Those charged are former chancellor Philip Day and associate vice chancellors James Blomquist and Stephen Herman.

Harris says they used money from companies doing business with City College to support bond measures related to education.

"State law makes it a crime to spend community college money to spend it on a campaign to support a bond measure," says Harris.

The charges follow a lengthy investigation and they come after a raid last May on the offices of the three administrators. Harris says the illegal political donations which totaled more than $150,000 occurred between 1991 and 2006. Most of the money came from Pepsi which has a contract with City College to sell beverages on campus.
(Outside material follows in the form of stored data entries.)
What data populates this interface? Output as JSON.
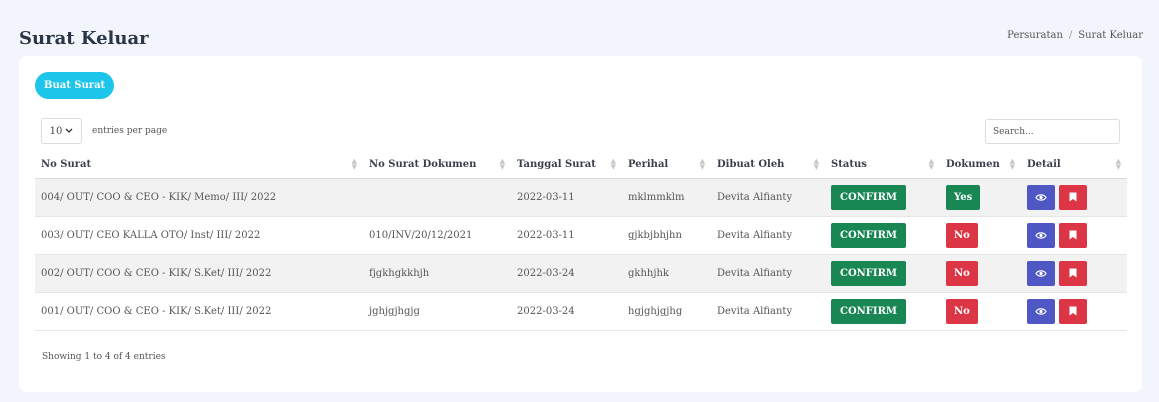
{
  "header": {
    "title": "Surat Keluar",
    "breadcrumb": [
      "Persuratan",
      "Surat Keluar"
    ],
    "breadcrumb_sep": "/"
  },
  "toolbar": {
    "create_label": "Buat Surat",
    "per_page_value": "10",
    "per_page_label": "entries per page",
    "search_placeholder": "Search..."
  },
  "table": {
    "columns": [
      "No Surat",
      "No Surat Dokumen",
      "Tanggal Surat",
      "Perihal",
      "Dibuat Oleh",
      "Status",
      "Dokumen",
      "Detail"
    ],
    "rows": [
      {
        "no_surat": "004/ OUT/ COO & CEO - KIK/ Memo/ III/ 2022",
        "no_dokumen": "",
        "tanggal": "2022-03-11",
        "perihal": "mklmmklm",
        "dibuat_oleh": "Devita Alfianty",
        "status": "CONFIRM",
        "dokumen": "Yes"
      },
      {
        "no_surat": "003/ OUT/ CEO KALLA OTO/ Inst/ III/ 2022",
        "no_dokumen": "010/INV/20/12/2021",
        "tanggal": "2022-03-11",
        "perihal": "gjkbjbhjhn",
        "dibuat_oleh": "Devita Alfianty",
        "status": "CONFIRM",
        "dokumen": "No"
      },
      {
        "no_surat": "002/ OUT/ COO & CEO - KIK/ S.Ket/ III/ 2022",
        "no_dokumen": "fjgkhgkkhjh",
        "tanggal": "2022-03-24",
        "perihal": "gkhhjhk",
        "dibuat_oleh": "Devita Alfianty",
        "status": "CONFIRM",
        "dokumen": "No"
      },
      {
        "no_surat": "001/ OUT/ COO & CEO - KIK/ S.Ket/ III/ 2022",
        "no_dokumen": "jghjgjhgjg",
        "tanggal": "2022-03-24",
        "perihal": "hgjghjgjhg",
        "dibuat_oleh": "Devita Alfianty",
        "status": "CONFIRM",
        "dokumen": "No"
      }
    ]
  },
  "footer": {
    "info": "Showing 1 to 4 of 4 entries"
  },
  "colors": {
    "primary": "#1ec5ea",
    "success": "#198754",
    "danger": "#dc3545",
    "view": "#4e57c4"
  },
  "icons": {
    "view": "eye-icon",
    "bookmark": "bookmark-icon",
    "dropdown": "chevron-down-icon",
    "sort": "sort-icon"
  }
}
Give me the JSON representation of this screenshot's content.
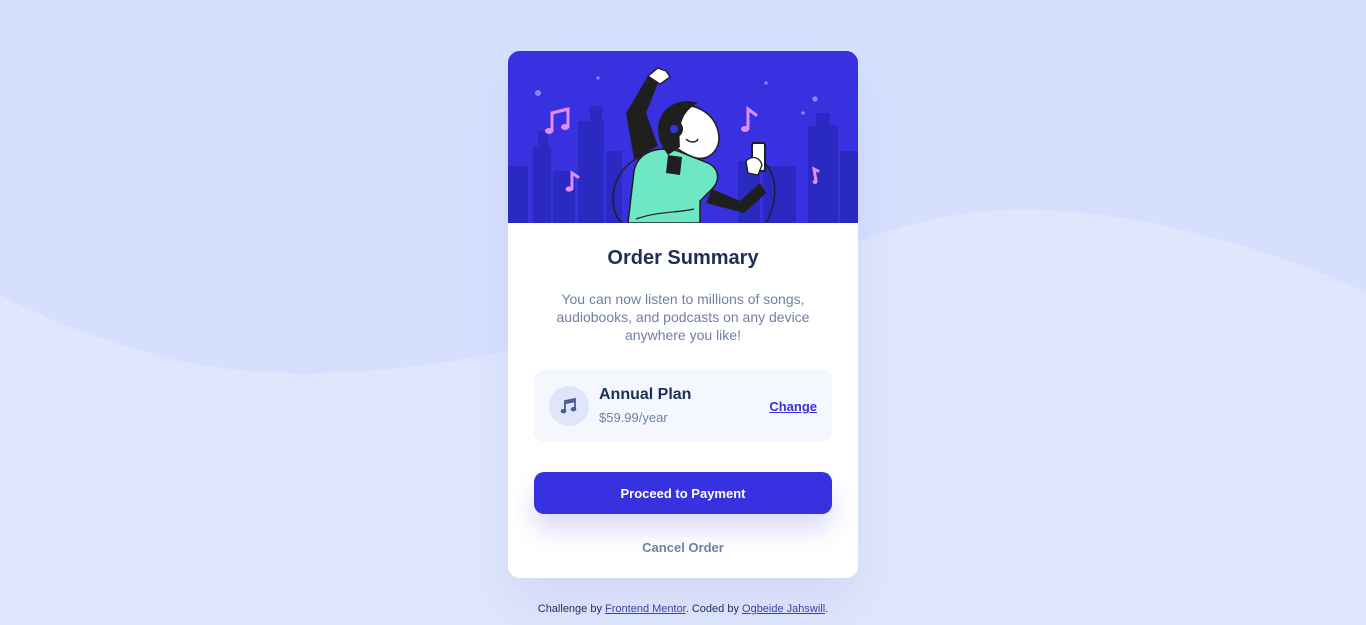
{
  "card": {
    "title": "Order Summary",
    "description": "You can now listen to millions of songs, audiobooks, and podcasts on any device anywhere you like!",
    "plan": {
      "icon": "music-note-icon",
      "name": "Annual Plan",
      "price": "$59.99/year",
      "change_label": "Change"
    },
    "proceed_label": "Proceed to Payment",
    "cancel_label": "Cancel Order"
  },
  "footer": {
    "prefix": "Challenge by",
    "mentor_link": "Frontend Mentor",
    "middle": ". Coded by",
    "author_link": "Ogbeide Jahswill",
    "suffix": "."
  },
  "colors": {
    "background": "#dfe6fd",
    "wave": "#d6e0fe",
    "primary": "#3831e0",
    "dark": "#1f2f56",
    "desaturated": "#717fa6",
    "plan_bg": "#f5f7ff"
  }
}
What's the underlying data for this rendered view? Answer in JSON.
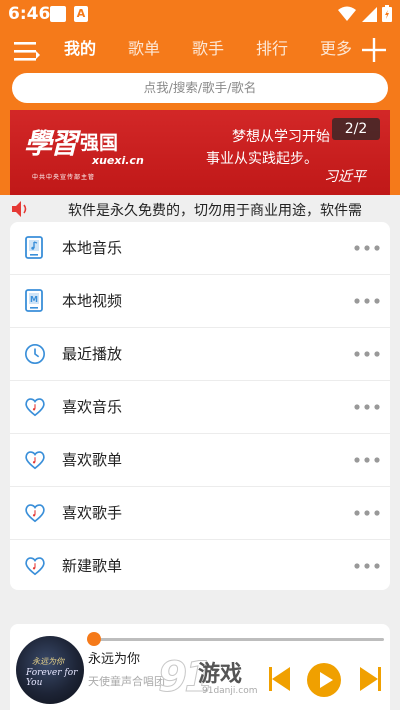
{
  "status": {
    "time": "6:46"
  },
  "nav": {
    "tabs": [
      "我的",
      "歌单",
      "歌手",
      "排行",
      "更多"
    ]
  },
  "search": {
    "placeholder": "点我/搜索/歌手/歌名"
  },
  "banner": {
    "logo_script": "學習",
    "logo_text": "强国",
    "logo_sub": "xuexi.cn",
    "logo_tiny": "中共中央宣传部主管",
    "slogan_line1": "梦想从学习开始",
    "slogan_line2": "事业从实践起步。",
    "signature": "习近平",
    "counter": "2/2"
  },
  "notice": {
    "text": "软件是永久免费的，切勿用于商业用途，软件需"
  },
  "library": {
    "items": [
      {
        "label": "本地音乐",
        "icon": "music-file-icon"
      },
      {
        "label": "本地视频",
        "icon": "video-file-icon"
      },
      {
        "label": "最近播放",
        "icon": "clock-icon"
      },
      {
        "label": "喜欢音乐",
        "icon": "heart-note-icon"
      },
      {
        "label": "喜欢歌单",
        "icon": "heart-note-icon"
      },
      {
        "label": "喜欢歌手",
        "icon": "heart-note-icon"
      },
      {
        "label": "新建歌单",
        "icon": "heart-note-icon"
      }
    ]
  },
  "player": {
    "title": "永远为你",
    "artist": "天使童声合唱团",
    "album_text1": "永远为你",
    "album_text2": "Forever for You",
    "progress": 0.0,
    "watermark_num": "91",
    "watermark_text": "游戏",
    "watermark_url": "91danji.com"
  },
  "colors": {
    "accent": "#f57a1a",
    "icon_blue": "#3a8fd9"
  }
}
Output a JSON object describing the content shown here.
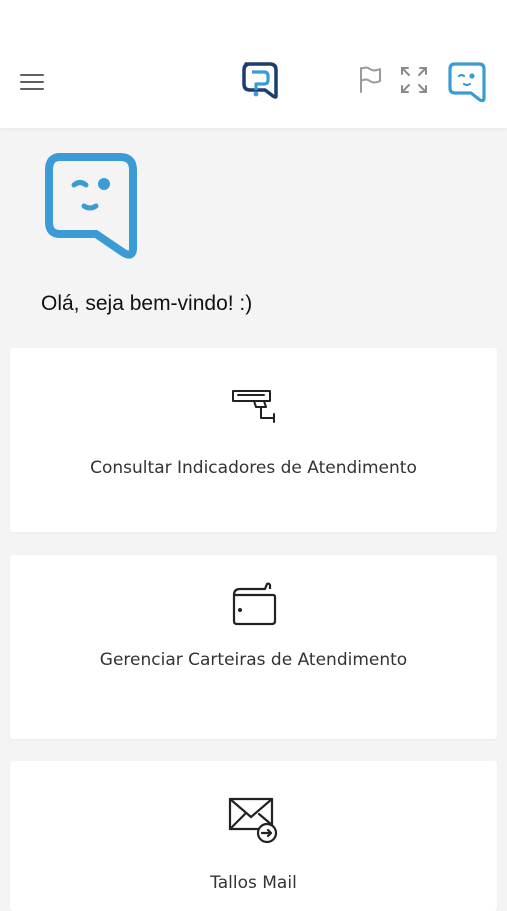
{
  "header": {
    "menu_icon": "hamburger-menu-icon",
    "logo_icon": "app-logo-icon",
    "flag_icon": "flag-icon",
    "expand_icon": "expand-fullscreen-icon",
    "avatar_icon": "assistant-face-icon",
    "accent_color": "#3b9bd4",
    "logo_color": "#1c3d6e"
  },
  "welcome": {
    "avatar_icon": "assistant-face-icon",
    "greeting": "Olá, seja bem-vindo! :)"
  },
  "cards": [
    {
      "icon": "surveillance-camera-icon",
      "label": "Consultar Indicadores de Atendimento"
    },
    {
      "icon": "wallet-icon",
      "label": "Gerenciar Carteiras de Atendimento"
    },
    {
      "icon": "mail-forward-icon",
      "label": "Tallos Mail"
    }
  ]
}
"We believe that defendant Day and defendant Herman were responsible for diverting $50,000 of that Pepsi money into the 2001 bond campaign," says Harris.

Harris says they also diverted money from a motorcycle school which leases campus space and the vendor of a City College cafe called The Bean Scene. And some of that money, about $45,000, went into a secret account.

"They were using the money to pay memberships to the City Club. They were using the money to pay parking tickets and they were using the money to pay for alcohol at social events," says Harris.

The new chancellor, Don Griffin, told ABC7 he just returned from vacation and didn't know enough to comment.

Philip Day now works for a Washington D.C. educational foundation. He did not respond to ABC7's emails.

The attorney for vice chancellor Herman tells ABC7 his client is innocent and that he's disappointed at the charges because he says Herman has been cooperating with the investigation. The attorney for Blumquist tells ABC7 his client "Didn't do anything intentionally wrong."

The maximum penalty for the charges Day and Herman face is a nine-year prison term; for Blumquist there will be a maximum of three years.